Tesco looks to boost domestic business

Listen to this article


Tesco is to step up the expansion of its multi-channel operations in the UK and overseas and introduce a range of new brands, as new chief executive Philip Clarke strives to reinvigorate its domestic business.

Britain’s biggest supermarket chain by market share is introducing a series of new brands dubbed “venture brands”, which are owned by Tesco but not branded as Tesco.

The first three brands are ChokaBlok ice-cream, Lathams dog food and NutriCat cat food.

More new brands could follow, and Tesco is examining opportunities in the food and non-food arenas.

New brands are key to Mr Clarke’s strategic plans for Tesco. Speaking on the sidelines of an industry conference on Wednesday, he said the new brands would be launched in the UK, but also in central Europe.

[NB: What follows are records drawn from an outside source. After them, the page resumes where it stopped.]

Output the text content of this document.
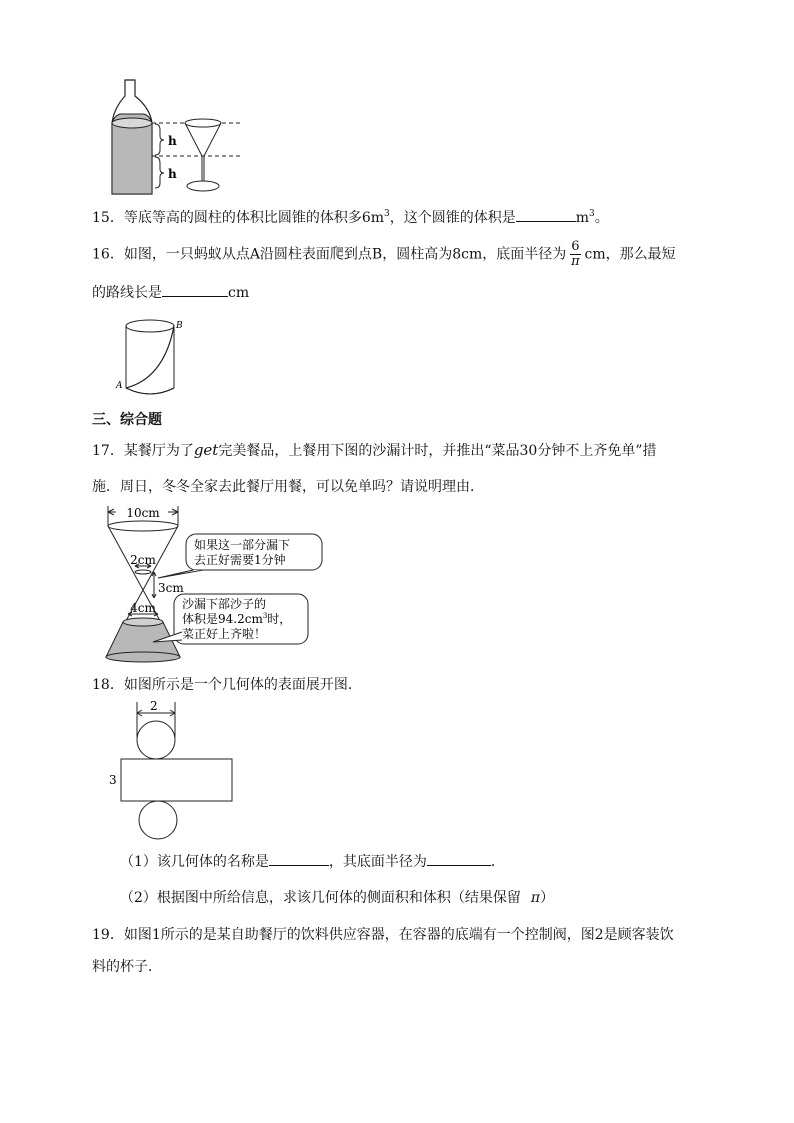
h
h
15．等底等高的圆柱的体积比圆锥的体积多$6m^3$，这个圆锥的体积是	$m^3$。
16．如图，一只蚂蚁从点A沿圆柱表面爬到点B，圆柱高为8cm，底面半径为 $\frac{6}{\pi}$ cm，那么最短
的路线长是	cm
A
B
三、综合题
17．某餐厅为了get完美餐品，上餐用下图的沙漏计时，并推出“菜品30分钟不上齐免单”措
施．周日，冬冬全家去此餐厅用餐，可以免单吗？请说明理由．
10cm
2cm
3cm
4cm
如果这一部分漏下
去正好需要1分钟
沙漏下部沙子的
体积是$94.2cm^3$时，
菜正好上齐啦！
18．如图所示是一个几何体的表面展开图．
2
3
（1）该几何体的名称是	，其底面半径为	．
（2）根据图中所给信息，求该几何体的侧面积和体积（结果保留 π）
19．如图1所示的是某自助餐厅的饮料供应容器，在容器的底端有一个控制阀，图2是顾客装饮
料的杯子．
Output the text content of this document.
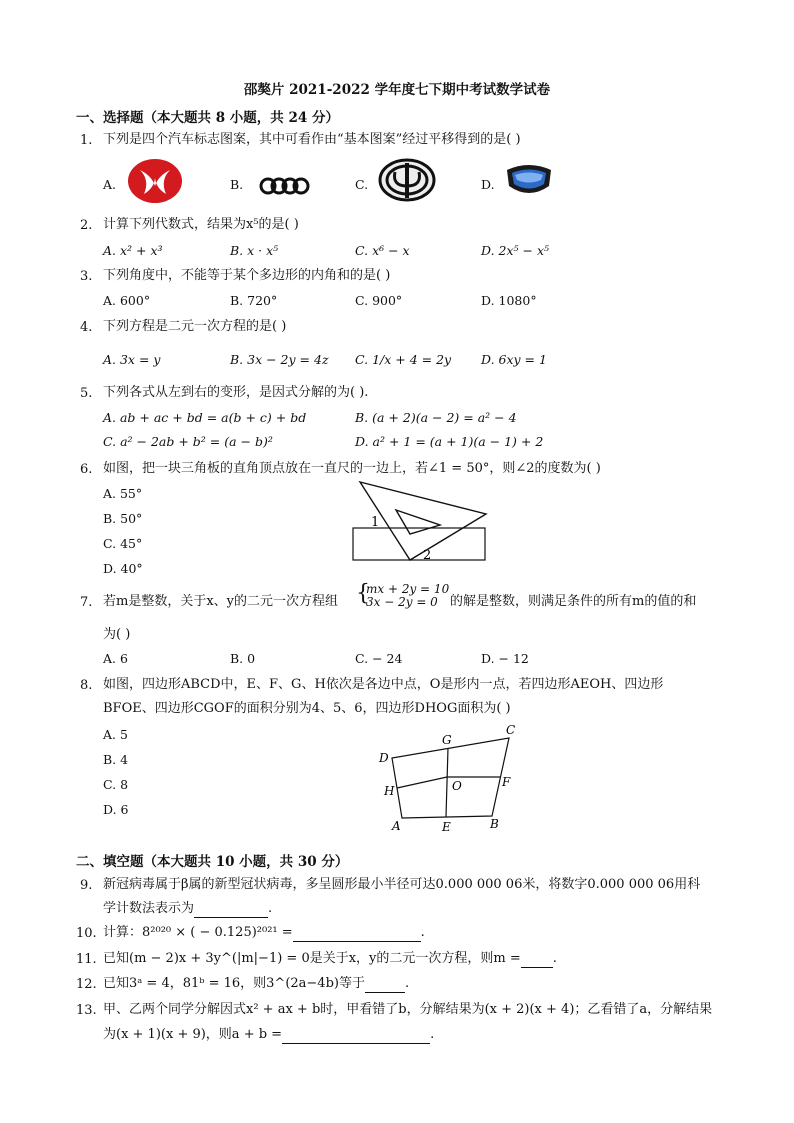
邵獒片 2021-2022 学年度七下期中考试数学试卷
一、选择题（本大题共 8 小题，共 24 分）
1. 下列是四个汽车标志图案，其中可看作由“基本图案”经过平移得到的是( )
A.	B.	C.	D.
2. 计算下列代数式，结果为x⁵的是( )
A. x² + x³	B. x · x⁵	C. x⁶ − x	D. 2x⁵ − x⁵
3. 下列角度中，不能等于某个多边形的内角和的是( )
A. 600°	B. 720°	C. 900°	D. 1080°
4. 下列方程是二元一次方程的是( )
A. 3x = y	B. 3x − 2y = 4z C. 1/x + 4 = 2y D. 6xy = 1
5. 下列各式从左到右的变形，是因式分解的为( ).
A. ab + ac + bd = a(b + c) + bd	B. (a + 2)(a − 2) = a² − 4
C. a² − 2ab + b² = (a − b)²	D. a² + 1 = (a + 1)(a − 1) + 2
6. 如图，把一块三角板的直角顶点放在一直尺的一边上，若∠1 = 50°，则∠2的度数为( )
A. 55°
B. 50°
C. 45°
D. 40°
1
2
7. 若m是整数，关于x、y的二元一次方程组 {
mx + 2y = 10
3x − 2y = 0 的解是整数，则满足条件的所有m的值的和
为( )
A. 6	B. 0	C. − 24	D. − 12
8. 如图，四边形ABCD中，E、F、G、H依次是各边中点，O是形内一点，若四边形AEOH、四边形
BFOE、四边形CGOF的面积分别为4、5、6，四边形DHOG面积为( )
A. 5
B. 4
C. 8
D. 6
A	B
C
D
E
F
G
H	O
二、填空题（本大题共 10 小题，共 30 分）
9. 新冠病毒属于β属的新型冠状病毒，多呈圆形最小半径可达0.000 000 06米，将数字0.000 000 06用科
学计数法表示为	.
10. 计算：8²⁰²⁰ × ( − 0.125)²⁰²¹ =	.
11. 已知(m − 2)x + 3y^(|m|−1) = 0是关于x，y的二元一次方程，则m = .
12. 已知3ᵃ = 4，81ᵇ = 16，则3^(2a−4b)等于	.
13. 甲、乙两个同学分解因式x² + ax + b时，甲看错了b，分解结果为(x + 2)(x + 4)；乙看错了a，分解结果
为(x + 1)(x + 9)，则a + b =	.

He added that more new brands could follow, although “you will not see hundreds of them”.

Tesco already has a suite of exclusive discount brands, introduced in 2008 in an attempt to counter the rise of the so-called “hard discounters”, such as Aldi and Lidl. However, the new brands could be used to offer more upmarket products.

The group’s move also underlines the increasing emphasis on own-label products and those owned by supermarket chains, with Asda and J Sainsbury both revamping their core own label ranges, as they attempt to deliver value to customers, while protecting their margins.

“They are saying to the brands, ‘if you continue to put prices up, and encourage the consumer to trade down, then we are going to go to plan B, and plan B is own label’,” said Clive Black, analyst at Shore Capital.

One seasoned supermarket watcher said the new brands could “inject a bit of sparkle” into Tesco’s UK business. This has lagged rivals but has enjoyed a resurgence over recent weeks, with Tesco being the fastest-growing of the big four supermarkets in the four weeks to May 15, according to industry data.

Mr Clarke also announced that Tesco would double the number of UK stores where customers could order non-food items via the internet, and then collect them instore to 600. Next month, clothing would also be added to the so-called “Click and Collect” service, followed by groceries.

Tesco also plans to expand its online operations overseas. It will begin offering grocery home shopping in Prague this year and in Warsaw early next year. It also has plans for home shopping operations in Shanghai, Bangkok, Kuala Lumpur, Budapest and Bratislava. It already has home shopping services in Ireland and Korea, and added general merchandise and clothing to the service in Korea three months ago.

Mr Clarke said retail had entered a “new era” with the merging of physical stores and online operations. He also rejected suggestions that Tesco had grown too large.

He said in a debate about whether Tesco was too big or not “I have my own view: we are not”.